Netanyahu responds by using increasingly right-wing rhetoric (including denying that he ever agreed to the framework in question), to win back the voters from smaller parties that the leak cost him. He wins, and almost immediately announces that his campaign rhetoric was misunderstood, and that he still supports a two-state solution when conditions allow. The Obama Administration then announces it nevertheless has to reassess relations with Israel, allegedly because Netanayahu is no longer committed to the two-state solution.

So you get it? The Obama Administration, or someone with similar motivations, leaks a document showing that in practice, Netanyahu was surprisingly flexible in negotiations sponsored by the U.S. Netanyahu then tries to compensate by sounding tough in the closing days of his campaign. The administration then pretends that this is much more meaningful than its actual experience with Netanyahu, as indicated by the document it likely leaked, because it was out to punish Israel for electing Netanyahu regardless.

If that’s the case ( and I had the same suspicions at the time of the leak), it didn’t work for very long. The Times of Israel reported on the same McLaughlin appearance, noting his contention that Likud had rebounded from the attack to have a significant polling lead two days before the election, a lead that other pollsters missed. This negates yet another White House attack on Netanyahu — the allegation that he only won over fear mongering:

John McLaughlin, a pollster who worked with the Likud party’s election campaign, told “The Cats Roundtable” on AM 970 that despite the fact that “most Israeli media polls had Netanyahu and his Likud party losing to the left right up until the Friday… through the weekend, Netanyahu rose [in internal polls]. Our last poll [on Sunday night], we had Likud at 23% of the vote, and that’s what they got.”

Netanyahu’s critics denounced the manner in which he drummed up support for his apparently flagging party on election day by calling on Likud supporters to vote because “Arab voters are flocking in huge quantities to the polling stations.”

According to McLaughlin, however, there was no indication that Likud was trailing….
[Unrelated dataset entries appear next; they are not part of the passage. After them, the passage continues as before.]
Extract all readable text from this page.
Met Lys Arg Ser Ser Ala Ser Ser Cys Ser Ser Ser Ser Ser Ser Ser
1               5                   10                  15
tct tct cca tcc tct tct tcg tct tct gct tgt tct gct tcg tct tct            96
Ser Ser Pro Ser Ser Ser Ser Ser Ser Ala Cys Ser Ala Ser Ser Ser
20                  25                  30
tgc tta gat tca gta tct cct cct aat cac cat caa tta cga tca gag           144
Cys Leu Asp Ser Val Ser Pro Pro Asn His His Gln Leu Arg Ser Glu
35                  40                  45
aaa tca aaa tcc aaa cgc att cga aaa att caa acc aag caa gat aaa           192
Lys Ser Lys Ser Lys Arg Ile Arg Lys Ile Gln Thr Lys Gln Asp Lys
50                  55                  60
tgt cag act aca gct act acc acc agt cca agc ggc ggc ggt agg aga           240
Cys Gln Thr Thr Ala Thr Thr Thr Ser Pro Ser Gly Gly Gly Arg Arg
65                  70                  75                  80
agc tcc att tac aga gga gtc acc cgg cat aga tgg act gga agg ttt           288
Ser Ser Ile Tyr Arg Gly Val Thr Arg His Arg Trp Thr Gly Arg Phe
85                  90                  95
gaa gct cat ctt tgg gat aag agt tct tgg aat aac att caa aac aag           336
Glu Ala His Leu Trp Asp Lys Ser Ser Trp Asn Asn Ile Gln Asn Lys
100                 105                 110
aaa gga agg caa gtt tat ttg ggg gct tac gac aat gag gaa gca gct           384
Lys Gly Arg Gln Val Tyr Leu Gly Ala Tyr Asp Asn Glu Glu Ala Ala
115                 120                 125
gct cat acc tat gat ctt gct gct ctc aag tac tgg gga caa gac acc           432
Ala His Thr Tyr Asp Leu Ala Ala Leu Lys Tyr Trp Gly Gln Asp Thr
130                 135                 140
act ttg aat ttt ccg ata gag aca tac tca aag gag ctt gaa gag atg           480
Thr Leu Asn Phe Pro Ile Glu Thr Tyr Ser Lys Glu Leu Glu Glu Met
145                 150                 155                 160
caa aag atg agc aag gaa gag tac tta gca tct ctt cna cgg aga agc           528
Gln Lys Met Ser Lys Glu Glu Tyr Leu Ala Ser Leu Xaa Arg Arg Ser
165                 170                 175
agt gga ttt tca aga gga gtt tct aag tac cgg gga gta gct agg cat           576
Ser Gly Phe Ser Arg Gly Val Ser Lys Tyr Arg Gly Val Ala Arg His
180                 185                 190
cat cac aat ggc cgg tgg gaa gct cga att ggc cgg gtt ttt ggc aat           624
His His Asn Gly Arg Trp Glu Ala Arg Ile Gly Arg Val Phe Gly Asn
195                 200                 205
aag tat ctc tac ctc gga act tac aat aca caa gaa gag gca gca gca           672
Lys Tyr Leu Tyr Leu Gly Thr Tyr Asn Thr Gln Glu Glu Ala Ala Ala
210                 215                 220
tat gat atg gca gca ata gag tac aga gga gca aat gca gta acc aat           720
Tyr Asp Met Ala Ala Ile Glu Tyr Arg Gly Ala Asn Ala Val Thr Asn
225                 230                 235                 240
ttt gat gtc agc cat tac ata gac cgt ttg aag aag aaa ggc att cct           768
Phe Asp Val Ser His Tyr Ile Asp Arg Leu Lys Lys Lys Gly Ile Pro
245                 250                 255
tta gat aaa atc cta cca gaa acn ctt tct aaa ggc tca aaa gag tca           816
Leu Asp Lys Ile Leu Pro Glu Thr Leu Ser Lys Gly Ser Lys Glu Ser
“[Obama is] a big negative over there… (On security) they’re very concerned about what the president might do before he leaves office… The president really overplayed his hand,” he said.

It seems as though Obama is still overplaying his hand a week later. If the State Department gave its resources to interfere in the election of an ally, that would be a very troubling development. Congress should take a close look at the activities of the State Department and the White House connections to NGOs who conducted operations in Israel to oppose Netanyahu. In the meantime, the Obama administration may have realized the danger, and might have decided to cool their jets … for now.